Let's calculate the limit of the numerator and the limit of the denominator.
(0)/(0)
Insofar as (0)/(0) is uncertainty, L'Hôpital's rule applies. L'Hôpital's rule states that the limit of the quotient of functions is equal to the limit of their partial derivatives.
lim_(h -> 0) ((x+h)^(3)-x^(3))/(h)=lim_(h -> 0) ((d)/(dh)[(x+h)^(3)-x^(3)])/((d)/(dh)[h])

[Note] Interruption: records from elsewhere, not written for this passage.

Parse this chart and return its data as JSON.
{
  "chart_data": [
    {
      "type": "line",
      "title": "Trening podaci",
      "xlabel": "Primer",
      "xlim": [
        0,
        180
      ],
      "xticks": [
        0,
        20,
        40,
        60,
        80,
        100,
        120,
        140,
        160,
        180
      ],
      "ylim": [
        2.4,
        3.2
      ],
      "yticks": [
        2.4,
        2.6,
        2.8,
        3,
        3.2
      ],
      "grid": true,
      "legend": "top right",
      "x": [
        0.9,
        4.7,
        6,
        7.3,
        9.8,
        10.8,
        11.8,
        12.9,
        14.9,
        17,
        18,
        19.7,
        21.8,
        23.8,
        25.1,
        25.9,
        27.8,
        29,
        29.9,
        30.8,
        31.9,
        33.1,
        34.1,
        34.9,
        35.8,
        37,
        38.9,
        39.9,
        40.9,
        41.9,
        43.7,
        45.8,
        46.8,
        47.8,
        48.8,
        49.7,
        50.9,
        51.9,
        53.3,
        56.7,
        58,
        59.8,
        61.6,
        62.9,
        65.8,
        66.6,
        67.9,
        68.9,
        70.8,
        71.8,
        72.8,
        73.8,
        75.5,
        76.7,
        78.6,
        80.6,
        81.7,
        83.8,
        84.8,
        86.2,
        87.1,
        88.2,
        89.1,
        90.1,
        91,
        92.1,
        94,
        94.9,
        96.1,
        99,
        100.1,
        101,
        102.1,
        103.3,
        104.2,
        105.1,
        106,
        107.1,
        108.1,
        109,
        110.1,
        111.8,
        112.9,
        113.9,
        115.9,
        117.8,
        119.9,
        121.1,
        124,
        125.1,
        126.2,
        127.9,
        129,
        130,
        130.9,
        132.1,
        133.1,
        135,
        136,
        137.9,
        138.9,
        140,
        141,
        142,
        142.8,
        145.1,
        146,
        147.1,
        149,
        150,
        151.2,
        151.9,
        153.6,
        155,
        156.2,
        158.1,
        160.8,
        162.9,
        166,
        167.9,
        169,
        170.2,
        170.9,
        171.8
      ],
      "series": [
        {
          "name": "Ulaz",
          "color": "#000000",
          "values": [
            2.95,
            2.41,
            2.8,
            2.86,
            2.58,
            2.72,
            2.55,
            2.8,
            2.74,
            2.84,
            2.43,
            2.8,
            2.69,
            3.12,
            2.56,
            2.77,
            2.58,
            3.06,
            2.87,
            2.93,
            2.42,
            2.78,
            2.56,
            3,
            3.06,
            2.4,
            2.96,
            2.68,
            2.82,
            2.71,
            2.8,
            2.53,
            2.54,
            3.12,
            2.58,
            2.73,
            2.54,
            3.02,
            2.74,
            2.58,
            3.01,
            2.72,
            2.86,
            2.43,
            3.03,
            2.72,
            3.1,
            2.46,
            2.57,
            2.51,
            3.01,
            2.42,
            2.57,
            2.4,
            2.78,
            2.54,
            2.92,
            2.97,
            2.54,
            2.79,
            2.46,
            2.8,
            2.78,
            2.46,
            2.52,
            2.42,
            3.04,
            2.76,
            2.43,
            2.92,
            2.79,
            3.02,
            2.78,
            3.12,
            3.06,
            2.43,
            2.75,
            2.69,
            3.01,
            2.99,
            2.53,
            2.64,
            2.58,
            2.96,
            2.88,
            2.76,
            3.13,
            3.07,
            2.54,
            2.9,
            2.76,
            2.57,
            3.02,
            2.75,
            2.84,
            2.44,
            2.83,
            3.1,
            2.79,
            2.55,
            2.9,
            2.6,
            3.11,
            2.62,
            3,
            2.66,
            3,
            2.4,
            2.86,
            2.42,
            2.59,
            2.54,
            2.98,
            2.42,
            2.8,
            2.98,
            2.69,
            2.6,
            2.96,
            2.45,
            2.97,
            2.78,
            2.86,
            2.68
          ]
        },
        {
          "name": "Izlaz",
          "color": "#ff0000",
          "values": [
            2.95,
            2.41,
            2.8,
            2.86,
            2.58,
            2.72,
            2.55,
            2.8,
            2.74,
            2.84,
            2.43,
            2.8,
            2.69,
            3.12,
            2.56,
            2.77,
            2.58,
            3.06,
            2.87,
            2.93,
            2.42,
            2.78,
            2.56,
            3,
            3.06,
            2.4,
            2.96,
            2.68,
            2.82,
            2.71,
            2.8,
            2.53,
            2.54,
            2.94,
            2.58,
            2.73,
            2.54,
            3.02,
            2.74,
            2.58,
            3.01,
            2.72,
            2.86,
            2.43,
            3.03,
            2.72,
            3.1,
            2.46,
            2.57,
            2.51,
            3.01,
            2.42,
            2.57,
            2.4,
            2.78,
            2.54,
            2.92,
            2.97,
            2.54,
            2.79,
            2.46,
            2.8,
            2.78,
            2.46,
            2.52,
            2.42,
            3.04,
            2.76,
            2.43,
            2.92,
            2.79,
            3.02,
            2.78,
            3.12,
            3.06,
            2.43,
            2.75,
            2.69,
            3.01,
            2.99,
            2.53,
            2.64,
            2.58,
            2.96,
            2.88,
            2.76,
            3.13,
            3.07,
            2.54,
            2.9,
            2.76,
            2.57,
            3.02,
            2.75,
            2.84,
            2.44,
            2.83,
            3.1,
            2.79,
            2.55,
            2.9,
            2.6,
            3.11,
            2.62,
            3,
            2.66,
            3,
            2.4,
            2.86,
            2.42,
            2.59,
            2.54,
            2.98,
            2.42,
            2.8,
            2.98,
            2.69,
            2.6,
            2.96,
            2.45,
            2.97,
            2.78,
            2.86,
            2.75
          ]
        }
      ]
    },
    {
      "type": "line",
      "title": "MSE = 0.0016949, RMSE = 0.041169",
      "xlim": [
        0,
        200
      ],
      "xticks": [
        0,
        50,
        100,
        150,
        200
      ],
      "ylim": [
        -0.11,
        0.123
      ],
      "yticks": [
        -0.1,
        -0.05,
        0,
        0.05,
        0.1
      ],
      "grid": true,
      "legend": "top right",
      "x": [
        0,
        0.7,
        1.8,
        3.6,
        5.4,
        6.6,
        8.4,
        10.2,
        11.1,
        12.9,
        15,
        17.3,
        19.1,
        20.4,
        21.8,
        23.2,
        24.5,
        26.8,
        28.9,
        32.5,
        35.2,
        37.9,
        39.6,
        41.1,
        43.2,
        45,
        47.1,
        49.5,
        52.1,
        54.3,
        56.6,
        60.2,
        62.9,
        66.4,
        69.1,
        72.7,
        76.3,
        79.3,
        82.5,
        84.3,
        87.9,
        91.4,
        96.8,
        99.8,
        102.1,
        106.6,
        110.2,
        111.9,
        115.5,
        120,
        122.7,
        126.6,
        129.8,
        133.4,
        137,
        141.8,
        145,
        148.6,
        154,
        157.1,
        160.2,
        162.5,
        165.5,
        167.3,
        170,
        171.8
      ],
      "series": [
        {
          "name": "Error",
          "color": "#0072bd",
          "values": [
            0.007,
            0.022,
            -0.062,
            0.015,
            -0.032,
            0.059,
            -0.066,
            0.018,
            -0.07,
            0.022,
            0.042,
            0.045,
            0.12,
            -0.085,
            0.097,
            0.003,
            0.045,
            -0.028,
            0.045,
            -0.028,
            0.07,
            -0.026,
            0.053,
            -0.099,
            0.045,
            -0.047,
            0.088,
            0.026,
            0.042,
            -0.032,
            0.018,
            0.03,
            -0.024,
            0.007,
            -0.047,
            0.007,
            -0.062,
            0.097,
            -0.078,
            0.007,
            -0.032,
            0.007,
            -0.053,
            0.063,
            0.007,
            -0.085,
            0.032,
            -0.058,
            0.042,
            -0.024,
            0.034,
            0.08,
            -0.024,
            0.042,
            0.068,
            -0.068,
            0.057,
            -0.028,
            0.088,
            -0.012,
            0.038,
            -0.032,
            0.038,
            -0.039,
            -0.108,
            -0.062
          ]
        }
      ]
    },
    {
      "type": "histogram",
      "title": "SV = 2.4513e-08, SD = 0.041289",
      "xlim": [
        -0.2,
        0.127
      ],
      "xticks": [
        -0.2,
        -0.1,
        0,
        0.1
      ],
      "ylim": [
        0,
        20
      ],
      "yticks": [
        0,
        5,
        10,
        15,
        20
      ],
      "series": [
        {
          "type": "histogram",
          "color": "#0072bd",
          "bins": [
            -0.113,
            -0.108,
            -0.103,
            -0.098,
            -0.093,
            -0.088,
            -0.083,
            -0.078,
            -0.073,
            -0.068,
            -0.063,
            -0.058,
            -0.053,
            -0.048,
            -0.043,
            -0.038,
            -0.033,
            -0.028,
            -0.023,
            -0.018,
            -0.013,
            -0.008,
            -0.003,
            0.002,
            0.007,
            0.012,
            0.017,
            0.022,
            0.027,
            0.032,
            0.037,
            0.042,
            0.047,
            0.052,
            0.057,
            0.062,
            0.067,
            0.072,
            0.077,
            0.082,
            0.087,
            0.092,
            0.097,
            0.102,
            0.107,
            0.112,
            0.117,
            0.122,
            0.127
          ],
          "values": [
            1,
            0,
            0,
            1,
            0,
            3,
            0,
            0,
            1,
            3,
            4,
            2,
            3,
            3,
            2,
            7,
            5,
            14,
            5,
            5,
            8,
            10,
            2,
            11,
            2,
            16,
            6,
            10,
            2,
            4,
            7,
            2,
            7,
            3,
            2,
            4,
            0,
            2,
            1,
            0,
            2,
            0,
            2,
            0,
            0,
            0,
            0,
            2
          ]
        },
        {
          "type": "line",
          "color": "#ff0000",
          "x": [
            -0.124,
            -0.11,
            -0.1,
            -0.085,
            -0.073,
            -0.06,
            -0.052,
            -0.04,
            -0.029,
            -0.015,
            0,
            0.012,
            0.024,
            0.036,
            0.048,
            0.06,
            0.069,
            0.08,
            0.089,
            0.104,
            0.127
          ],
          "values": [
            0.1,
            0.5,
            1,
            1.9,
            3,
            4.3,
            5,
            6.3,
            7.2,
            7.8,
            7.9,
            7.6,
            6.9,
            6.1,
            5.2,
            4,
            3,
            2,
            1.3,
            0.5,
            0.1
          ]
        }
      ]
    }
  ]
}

Find the Derivative of the Numerator and Denominator
lim_(h -> 0) (3(x+h)^(2))/(1)
Let's take the limit of each term.
(3(lim_(h -> 0) x+ lim_(h -> 0) h)^(2))/(lim1_(h -> 0))
Determine limits by substituting 0 for all occurrences h.